Look this book up–on Wikipedia, say, or on a bookseller’s website–and you’ll find a synopsis. Perhaps it will speak of founding legends. Or it might speak of the journey of the Kiowa nation from its ancestral home in the forests of Montana to the South Central Plains. Maybe it will speak of the author’s personal journey of discovery about his own Kiowa past.

In truth it would be all of those things, and none of them at all.

If that last sentence seems hopelessly vague then I’ve failed, because what I want to convey is a sense that a synopsis, as typically rendered, fails this book.

Years ago I attended Yom Kippur services for a period and the rabbi had standing remarks prepared for different portions of the day. As I recall, one of those set pieces spoke to our ability to understand loss  being incommensurate with its reality. A similar inadequacy applies to describing this short, beautiful volume.

N. Scott_Momaday, b. 1934

When N. Scott Momaday published this book, in 1969, he was fresh off the success of his novel, House Made of Dawn. I’ve not read that book, for which Momaday was awarded the Pulitzer Prize,  but it is credited with launching what is known as the Native American Renaissance.

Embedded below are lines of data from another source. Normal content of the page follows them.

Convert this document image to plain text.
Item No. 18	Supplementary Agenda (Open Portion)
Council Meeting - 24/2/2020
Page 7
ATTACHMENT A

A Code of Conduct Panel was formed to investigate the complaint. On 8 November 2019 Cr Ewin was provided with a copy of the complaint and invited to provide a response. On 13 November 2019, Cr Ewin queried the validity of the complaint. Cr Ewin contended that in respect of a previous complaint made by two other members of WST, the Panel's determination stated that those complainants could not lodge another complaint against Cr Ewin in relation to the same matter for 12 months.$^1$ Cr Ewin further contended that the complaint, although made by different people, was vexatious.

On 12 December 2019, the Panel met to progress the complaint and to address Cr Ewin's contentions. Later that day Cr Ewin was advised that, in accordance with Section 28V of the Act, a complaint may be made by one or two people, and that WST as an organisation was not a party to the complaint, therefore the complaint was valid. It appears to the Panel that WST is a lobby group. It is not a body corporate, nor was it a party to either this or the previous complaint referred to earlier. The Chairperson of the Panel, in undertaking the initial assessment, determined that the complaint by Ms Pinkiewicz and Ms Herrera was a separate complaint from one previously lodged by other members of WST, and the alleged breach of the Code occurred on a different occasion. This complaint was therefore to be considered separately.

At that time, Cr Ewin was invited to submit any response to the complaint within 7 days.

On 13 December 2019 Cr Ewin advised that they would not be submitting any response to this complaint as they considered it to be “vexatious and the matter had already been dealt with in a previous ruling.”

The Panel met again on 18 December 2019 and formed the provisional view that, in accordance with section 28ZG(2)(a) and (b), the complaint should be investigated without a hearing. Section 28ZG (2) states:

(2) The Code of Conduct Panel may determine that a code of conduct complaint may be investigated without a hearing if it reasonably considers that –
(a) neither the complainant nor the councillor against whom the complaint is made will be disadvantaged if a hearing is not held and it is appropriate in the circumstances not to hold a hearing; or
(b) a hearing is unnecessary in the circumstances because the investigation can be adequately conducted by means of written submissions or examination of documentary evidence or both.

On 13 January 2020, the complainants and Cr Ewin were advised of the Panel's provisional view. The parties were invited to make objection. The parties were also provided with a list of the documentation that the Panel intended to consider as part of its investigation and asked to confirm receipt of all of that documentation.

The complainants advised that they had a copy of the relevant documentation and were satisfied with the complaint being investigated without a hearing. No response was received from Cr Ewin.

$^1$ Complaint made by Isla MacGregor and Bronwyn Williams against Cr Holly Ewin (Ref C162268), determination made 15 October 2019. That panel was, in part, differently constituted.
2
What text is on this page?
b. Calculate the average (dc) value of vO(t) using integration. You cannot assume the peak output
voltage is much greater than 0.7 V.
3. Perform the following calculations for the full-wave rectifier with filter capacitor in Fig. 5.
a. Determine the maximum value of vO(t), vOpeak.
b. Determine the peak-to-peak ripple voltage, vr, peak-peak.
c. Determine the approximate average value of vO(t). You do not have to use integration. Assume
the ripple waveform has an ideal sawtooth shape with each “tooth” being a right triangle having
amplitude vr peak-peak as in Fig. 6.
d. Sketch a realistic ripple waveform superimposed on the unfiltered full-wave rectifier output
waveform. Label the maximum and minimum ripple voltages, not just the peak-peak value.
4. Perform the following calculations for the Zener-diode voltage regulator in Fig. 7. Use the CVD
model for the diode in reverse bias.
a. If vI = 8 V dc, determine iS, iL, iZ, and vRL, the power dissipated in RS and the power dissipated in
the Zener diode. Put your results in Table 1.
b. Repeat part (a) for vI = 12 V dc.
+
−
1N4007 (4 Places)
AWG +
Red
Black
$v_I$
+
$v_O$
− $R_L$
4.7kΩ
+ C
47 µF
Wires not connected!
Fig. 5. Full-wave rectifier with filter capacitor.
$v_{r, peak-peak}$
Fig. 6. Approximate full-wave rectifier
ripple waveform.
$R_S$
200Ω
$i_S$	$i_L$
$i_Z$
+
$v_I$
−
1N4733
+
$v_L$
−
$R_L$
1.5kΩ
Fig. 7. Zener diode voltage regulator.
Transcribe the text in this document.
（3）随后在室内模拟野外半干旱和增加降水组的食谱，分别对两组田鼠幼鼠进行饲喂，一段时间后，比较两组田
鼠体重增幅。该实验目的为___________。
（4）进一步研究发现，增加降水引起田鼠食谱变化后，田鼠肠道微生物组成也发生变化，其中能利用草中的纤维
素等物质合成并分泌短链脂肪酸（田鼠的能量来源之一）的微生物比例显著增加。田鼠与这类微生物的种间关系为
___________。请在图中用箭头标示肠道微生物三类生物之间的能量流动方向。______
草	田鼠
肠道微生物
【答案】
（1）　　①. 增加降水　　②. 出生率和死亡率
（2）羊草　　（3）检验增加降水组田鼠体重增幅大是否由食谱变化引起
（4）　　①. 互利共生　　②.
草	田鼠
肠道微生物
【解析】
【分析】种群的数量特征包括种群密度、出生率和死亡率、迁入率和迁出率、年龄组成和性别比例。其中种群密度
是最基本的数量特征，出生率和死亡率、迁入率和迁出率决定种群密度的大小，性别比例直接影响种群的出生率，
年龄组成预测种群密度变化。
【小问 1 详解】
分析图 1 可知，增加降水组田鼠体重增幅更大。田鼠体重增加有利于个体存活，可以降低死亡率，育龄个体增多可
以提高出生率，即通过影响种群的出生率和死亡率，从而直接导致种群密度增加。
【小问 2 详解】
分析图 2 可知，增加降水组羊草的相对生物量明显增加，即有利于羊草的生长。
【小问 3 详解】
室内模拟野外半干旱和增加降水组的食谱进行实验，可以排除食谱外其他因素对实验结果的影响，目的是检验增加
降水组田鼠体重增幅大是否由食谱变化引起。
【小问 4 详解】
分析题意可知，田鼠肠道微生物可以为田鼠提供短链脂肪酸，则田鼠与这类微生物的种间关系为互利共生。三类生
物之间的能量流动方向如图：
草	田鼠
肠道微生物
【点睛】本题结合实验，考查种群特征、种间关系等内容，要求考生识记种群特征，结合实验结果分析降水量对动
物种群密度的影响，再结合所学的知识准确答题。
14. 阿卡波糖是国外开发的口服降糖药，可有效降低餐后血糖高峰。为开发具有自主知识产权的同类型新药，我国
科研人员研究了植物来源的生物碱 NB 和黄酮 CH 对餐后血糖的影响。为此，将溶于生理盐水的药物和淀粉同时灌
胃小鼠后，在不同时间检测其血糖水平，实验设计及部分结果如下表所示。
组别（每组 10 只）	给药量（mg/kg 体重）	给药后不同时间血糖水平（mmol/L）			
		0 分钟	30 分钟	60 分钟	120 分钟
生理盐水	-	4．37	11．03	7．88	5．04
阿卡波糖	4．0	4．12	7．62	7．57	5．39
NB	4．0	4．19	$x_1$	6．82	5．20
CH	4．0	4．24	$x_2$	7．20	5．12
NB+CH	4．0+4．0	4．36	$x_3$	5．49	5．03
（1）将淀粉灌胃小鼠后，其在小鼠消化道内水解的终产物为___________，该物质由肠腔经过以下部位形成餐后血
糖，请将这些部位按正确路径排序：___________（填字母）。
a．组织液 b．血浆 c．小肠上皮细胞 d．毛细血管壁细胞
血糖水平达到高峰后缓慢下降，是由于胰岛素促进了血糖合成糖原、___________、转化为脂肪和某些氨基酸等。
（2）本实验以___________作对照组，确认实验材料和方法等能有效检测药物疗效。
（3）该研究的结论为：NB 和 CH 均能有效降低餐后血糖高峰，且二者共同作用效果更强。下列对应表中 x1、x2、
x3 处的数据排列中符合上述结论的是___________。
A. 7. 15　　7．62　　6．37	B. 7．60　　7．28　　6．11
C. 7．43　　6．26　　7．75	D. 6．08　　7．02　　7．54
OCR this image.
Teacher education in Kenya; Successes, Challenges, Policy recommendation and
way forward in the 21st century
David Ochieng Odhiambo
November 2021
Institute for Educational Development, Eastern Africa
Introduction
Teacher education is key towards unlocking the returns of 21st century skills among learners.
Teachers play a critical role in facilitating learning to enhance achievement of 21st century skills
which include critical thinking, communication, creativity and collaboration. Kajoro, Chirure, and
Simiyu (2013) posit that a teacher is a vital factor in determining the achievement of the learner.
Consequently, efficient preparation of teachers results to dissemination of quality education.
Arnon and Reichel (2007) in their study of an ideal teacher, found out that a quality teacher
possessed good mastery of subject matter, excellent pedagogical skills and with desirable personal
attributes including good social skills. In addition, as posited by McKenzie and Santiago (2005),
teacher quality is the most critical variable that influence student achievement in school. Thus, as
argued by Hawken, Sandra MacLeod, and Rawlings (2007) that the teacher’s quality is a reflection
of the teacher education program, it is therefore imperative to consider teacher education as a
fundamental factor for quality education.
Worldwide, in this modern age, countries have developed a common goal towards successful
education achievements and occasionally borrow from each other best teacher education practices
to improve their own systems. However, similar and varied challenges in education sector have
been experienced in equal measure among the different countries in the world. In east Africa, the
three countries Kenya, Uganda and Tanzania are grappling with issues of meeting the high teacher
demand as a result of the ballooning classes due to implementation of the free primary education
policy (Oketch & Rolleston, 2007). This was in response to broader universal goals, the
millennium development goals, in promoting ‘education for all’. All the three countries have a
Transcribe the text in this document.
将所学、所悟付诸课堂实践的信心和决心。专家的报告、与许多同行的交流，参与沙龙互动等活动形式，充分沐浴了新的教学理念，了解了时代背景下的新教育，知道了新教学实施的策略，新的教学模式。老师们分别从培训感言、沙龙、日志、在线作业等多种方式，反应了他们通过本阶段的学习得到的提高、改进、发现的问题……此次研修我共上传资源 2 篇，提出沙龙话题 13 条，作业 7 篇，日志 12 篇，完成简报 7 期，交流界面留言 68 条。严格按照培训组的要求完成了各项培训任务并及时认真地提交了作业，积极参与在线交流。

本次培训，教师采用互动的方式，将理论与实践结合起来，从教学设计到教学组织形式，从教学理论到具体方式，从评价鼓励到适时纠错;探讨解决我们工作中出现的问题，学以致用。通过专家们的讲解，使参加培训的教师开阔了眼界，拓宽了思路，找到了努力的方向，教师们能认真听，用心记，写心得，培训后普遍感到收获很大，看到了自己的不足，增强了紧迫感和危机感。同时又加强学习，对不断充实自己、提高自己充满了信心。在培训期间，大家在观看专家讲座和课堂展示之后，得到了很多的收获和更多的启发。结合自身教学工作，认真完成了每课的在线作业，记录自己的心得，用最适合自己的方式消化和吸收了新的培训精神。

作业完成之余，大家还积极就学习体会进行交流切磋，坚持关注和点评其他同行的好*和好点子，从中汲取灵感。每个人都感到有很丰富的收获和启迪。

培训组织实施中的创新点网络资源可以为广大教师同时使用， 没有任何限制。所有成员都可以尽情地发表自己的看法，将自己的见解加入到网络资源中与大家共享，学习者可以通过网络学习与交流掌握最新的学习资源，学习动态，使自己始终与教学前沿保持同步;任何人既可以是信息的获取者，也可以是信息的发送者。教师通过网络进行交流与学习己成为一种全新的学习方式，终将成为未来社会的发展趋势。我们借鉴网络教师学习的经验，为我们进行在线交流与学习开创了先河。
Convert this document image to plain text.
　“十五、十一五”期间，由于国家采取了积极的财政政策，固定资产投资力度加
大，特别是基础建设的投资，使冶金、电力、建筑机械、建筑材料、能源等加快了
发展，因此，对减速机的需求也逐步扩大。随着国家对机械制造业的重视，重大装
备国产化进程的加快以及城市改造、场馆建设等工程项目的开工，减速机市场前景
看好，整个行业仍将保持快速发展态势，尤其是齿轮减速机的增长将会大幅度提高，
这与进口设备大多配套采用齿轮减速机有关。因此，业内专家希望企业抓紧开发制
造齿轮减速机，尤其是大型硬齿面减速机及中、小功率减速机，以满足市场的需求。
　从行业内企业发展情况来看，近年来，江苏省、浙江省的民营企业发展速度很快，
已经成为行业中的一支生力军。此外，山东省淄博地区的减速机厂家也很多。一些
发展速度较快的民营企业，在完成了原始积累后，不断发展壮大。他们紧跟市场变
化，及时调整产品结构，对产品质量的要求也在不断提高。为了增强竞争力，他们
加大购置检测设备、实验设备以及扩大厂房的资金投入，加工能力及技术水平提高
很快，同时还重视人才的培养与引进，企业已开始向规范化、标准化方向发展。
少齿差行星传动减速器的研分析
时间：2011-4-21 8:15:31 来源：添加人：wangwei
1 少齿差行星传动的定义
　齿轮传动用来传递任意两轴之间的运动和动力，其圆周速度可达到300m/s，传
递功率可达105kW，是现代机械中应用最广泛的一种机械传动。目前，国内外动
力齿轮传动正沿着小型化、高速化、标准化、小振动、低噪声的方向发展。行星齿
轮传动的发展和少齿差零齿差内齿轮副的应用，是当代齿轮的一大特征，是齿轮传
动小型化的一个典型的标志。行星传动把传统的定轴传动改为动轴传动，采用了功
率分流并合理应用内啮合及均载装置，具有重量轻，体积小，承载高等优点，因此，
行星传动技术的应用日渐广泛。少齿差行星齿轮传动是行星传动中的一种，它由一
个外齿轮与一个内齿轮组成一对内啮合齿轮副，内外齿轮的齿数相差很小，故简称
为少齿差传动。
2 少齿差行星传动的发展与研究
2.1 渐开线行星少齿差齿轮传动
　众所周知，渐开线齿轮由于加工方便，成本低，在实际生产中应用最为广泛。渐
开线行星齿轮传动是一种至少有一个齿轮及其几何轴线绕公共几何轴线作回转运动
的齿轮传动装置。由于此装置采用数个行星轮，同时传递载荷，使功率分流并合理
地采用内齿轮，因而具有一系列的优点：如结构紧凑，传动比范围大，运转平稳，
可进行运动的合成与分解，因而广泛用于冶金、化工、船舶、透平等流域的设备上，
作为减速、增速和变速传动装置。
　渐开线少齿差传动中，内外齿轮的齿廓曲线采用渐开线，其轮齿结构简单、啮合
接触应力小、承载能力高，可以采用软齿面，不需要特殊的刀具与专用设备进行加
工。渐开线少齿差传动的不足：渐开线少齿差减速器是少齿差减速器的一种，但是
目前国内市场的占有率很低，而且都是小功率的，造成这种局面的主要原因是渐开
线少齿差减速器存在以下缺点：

I remember the period, though. At the tail end of the 1960s movements were everywhere.  In my juvenile mind their energies were all intertwined–Cesar Chavez and the United Farm Workers, the National Council of La Raza, and the American Indian Movement among them.  Not too much earlier, there had been a week when eight of the top 10 network television shows were Westerns, a genre in which Indians were rarely the goods guys and most certainly were never called Native Americans.

So being the guy who kicked off a cultural movement is a big deal.

You wouldn’t know it from this book, though. The authorial presence here is liminal, a conscious choice I am sure. The words, the tales, the book even,  are merely a channel for the reader to sense what it means to be Kiowa.

The prairie at Wichita Hills NWR. Rainy Mountain lies just outside and is probably similar to the hill in the background.

Momaday himself is a member of the Kiowa nation, his father being full-blooded and his mother of Cherokee and mixed extraction. Momaday was born in Oklahoma, where this book is set, but grew up in Arizona where his father was a teacher on the reservation. As a result Momaday was immersed not just in the ways of the Kiowa but in a number of Southwestern tribal nations.

In a prologue, Momaday tells us he was drawn to this subject by the death of his grandmother.  Her passing, I suppose, made clear the limits of living connections to cultural history. But I also think that it probably brought with it the realization that the only thing permanent is loss.

It’s not polite to speak for other people, but I’ve no other explanation for the sense of loss which permeates these tales. And the book contains many tales. In fact, along with the prologue, an equally short epilogue is the only other thing recognizable as more or less standard prose. A PhD, Momaday surely knows how to do that, so again it’s a conscious choice.

Kiowa Sun Dance (maybe?)

What the book contains is a number of voices. Some are drawn from the existing first-hand recollections of writers who came with or on the heels of the Army. These are, more or less, intellectual contemporaries of  Francis Parkman and the voice is familair.

Then there are the tales that belong to the nation itself, none more important than those involving Tai-me, the talisman that lies at the center of the nation’s celebration of the Sun Dance.

We also read the tale of the Kiowa people’s emergence into the world and another that originated during the Kiowa’s long migration from Montana to Oklahoma. Once Devil’s Tower is explained to you this way you’ll never watch Close Encounters the same way again. The voice, though, carries the flat tones anthropologists use when retelling tales– a manner that doesn’t impose meaning from without.

Lastly, there are the deeply personal parts. The memories of grandparents and Momaday’s personal encounters with the landscape. The moments when he connects personal experience with the still-living experience of his tribesmen. The parallels between the loss that comes with natural death and the loss that results from having your cultural existence obliterated by men on horses with guns.

Devil’s Tower. I much prefer the Kiowa story of its origin to the hard science.

Momaday was around 35 when he published this book, which contains lovely illustrations by his father. For me that was a turning point. Youth was most surely gone and the dawning realization that time is not limitless began to itch. There are hints of that in this book.

Mostly, though, I think the book offers an opportunity. Slow down. Read a few pages at a time; there are few places in the book where the text spans more than a page or two. Think about that which persists and that which does not and accept them as you can.

In such a way, I think, we make our peace.